Glenara

O, heard ye yon pibroch sound sad in the gale,
Where a band cometh slowly with weeping and wail?
'Tis the chief of Glenara laments for his dear;
And her sire and her people are called to her bier.

Glenara came first, with the mourners and shroud;
Her kinsmen they followed, but mourned not aloud;
Their plaids all their bosoms were folded around;
They marched all in silence, they looked on the ground.

In silence they reached, over mountain and moor,
To a heath where the oak-tree grew lonely and hoar;
"Now here let us place the gray stone of her cairn;
Why speak ye no word?" said Glenara the stern.

"And tell me, I charge ye, ye clan of my spouse,
Why fold ye your mantles, why cloud ye your brows?"
So spake the rude chieftain; no answer is made.
But each mantle, unfolding, a dagger displayed.
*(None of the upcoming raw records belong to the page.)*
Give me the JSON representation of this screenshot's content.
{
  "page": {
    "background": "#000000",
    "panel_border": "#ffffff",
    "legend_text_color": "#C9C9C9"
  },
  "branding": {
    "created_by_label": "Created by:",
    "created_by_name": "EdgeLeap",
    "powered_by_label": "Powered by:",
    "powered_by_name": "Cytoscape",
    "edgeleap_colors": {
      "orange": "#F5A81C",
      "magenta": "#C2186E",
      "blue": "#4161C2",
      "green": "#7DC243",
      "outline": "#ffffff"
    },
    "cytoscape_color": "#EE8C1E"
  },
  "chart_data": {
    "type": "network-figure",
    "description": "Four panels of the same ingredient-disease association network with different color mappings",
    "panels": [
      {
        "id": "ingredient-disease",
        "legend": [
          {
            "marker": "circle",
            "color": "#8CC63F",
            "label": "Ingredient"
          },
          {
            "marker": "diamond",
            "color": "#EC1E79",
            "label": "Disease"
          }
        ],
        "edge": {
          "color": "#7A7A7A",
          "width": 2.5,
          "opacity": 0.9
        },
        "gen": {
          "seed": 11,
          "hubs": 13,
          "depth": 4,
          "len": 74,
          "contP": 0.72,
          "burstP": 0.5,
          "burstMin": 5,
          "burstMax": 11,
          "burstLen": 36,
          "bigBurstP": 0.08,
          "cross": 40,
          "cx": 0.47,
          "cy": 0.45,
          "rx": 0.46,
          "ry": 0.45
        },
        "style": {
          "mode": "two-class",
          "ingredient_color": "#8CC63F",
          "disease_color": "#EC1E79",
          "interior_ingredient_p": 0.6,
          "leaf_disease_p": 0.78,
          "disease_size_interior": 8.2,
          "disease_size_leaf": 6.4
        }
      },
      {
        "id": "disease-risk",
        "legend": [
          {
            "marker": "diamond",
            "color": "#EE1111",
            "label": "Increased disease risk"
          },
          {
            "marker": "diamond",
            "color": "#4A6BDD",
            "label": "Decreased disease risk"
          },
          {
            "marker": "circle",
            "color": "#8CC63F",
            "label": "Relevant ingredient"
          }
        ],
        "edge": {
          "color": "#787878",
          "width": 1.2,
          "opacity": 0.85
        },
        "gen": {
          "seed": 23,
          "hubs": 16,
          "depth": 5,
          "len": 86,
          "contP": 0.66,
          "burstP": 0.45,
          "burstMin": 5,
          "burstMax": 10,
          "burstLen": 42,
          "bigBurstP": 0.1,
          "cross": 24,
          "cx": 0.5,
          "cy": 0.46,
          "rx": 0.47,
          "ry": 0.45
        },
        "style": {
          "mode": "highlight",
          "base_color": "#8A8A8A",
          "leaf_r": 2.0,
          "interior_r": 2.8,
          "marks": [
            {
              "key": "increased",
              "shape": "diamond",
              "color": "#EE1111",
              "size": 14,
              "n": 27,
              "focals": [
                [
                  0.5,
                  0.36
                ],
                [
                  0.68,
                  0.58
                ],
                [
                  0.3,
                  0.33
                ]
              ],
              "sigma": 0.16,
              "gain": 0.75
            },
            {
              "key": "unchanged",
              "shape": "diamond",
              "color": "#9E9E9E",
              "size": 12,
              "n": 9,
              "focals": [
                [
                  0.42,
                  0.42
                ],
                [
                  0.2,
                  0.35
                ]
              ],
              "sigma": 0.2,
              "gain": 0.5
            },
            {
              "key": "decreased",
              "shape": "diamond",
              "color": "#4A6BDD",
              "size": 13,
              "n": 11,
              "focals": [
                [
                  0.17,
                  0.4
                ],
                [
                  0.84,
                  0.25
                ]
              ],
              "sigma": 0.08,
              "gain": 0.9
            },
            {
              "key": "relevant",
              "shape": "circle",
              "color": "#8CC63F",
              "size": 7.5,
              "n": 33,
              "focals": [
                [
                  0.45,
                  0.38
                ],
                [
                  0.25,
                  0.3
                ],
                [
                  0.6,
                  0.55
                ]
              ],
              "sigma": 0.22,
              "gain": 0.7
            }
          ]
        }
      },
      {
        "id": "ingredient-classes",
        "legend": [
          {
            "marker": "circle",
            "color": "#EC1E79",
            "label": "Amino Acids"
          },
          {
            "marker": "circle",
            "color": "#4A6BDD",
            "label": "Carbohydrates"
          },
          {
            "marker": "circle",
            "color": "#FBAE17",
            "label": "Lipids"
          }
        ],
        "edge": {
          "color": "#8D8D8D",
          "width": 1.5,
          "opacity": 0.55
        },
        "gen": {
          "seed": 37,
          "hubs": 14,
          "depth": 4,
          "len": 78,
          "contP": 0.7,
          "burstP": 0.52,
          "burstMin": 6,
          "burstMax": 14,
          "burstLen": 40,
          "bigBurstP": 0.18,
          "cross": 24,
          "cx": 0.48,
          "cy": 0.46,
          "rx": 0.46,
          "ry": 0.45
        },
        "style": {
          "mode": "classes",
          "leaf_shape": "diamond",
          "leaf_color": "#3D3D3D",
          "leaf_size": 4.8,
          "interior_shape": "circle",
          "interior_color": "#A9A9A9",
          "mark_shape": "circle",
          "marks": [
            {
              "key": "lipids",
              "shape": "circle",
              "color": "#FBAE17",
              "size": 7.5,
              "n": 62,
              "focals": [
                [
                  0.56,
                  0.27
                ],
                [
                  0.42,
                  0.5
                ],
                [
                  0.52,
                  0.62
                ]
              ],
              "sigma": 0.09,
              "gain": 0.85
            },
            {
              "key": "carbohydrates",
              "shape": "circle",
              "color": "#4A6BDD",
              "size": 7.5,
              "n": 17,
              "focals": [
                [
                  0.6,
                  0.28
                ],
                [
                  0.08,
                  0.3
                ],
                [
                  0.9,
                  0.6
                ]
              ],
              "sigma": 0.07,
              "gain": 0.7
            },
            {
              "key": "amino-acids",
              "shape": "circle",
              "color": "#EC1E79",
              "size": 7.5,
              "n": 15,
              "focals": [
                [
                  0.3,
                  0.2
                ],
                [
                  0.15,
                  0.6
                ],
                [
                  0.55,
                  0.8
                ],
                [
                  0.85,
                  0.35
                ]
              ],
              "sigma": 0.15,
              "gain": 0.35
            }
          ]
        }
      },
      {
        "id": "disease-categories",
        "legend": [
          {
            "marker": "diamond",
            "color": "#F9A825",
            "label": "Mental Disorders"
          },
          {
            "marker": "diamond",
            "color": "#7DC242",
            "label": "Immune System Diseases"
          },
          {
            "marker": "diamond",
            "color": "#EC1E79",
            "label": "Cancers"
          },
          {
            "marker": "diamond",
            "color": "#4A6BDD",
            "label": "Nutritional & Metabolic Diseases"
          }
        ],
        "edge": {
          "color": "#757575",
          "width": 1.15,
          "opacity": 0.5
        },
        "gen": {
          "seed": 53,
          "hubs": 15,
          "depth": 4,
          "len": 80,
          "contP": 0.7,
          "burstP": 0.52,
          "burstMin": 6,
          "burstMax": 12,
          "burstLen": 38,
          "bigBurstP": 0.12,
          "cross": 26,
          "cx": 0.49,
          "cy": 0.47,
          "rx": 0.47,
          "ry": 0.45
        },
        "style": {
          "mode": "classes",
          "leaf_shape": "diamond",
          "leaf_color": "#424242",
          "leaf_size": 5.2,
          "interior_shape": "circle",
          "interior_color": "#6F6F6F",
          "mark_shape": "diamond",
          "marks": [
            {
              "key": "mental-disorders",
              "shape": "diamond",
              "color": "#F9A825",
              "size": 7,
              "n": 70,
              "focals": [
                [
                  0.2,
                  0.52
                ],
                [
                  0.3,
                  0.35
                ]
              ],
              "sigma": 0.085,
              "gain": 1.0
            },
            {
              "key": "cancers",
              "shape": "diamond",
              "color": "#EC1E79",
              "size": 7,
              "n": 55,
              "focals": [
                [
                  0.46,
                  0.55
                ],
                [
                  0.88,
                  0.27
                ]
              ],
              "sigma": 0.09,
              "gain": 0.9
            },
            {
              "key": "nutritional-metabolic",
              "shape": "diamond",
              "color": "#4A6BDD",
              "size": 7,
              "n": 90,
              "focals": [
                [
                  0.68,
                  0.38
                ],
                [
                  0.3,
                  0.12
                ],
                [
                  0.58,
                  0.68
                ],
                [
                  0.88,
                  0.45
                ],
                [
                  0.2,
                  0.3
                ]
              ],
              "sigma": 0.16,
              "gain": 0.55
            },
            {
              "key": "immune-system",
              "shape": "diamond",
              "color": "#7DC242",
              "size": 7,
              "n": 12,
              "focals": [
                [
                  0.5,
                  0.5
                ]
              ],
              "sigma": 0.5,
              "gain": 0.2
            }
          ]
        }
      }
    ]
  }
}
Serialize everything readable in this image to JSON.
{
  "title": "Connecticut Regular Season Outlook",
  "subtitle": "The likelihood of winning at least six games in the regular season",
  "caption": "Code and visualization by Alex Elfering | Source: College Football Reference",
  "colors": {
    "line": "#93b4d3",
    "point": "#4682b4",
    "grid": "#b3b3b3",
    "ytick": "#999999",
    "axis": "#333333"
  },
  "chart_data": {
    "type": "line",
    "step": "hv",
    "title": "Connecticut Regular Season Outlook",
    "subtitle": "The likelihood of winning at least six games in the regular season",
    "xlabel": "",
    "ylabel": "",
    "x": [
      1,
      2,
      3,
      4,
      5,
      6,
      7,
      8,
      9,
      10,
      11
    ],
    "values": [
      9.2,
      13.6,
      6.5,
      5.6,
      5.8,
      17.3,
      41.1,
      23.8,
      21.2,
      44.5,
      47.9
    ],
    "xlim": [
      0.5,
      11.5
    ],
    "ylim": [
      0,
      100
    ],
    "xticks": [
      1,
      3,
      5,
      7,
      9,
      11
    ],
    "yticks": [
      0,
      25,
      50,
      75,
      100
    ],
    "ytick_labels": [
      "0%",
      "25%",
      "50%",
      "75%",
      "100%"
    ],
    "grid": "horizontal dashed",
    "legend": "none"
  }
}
"I dreamt of my lady, I dreamt of her shroud."
Cried a voice from the kinsmen, all wrathful and loud;
"And empty that shroud and that coffin did seem;
Glenara! Glenara! now read me my dream!"

O, pale grew the cheek of that chieftain, I ween,
When the shroud was unclosed and no lady was seen;
When a voice from the kinsmen spoke louder in scorn,
'Twas the youth who had loved the fair Ellen of Lorn,

"I dreamt of my lady, I dreamt of her grief,
I dreamt that her lord was a barbarous chief;
On a rock of the ocean fair Ellen did seem;
Glenara! Glenara! now read me my dream!"

In dust low the traitor has knelt to the ground,
And the desert revealed where his lady was found;
From a rock of the ocean that beauty is borne;
Now joy to the house of fair Ellen of Lorn.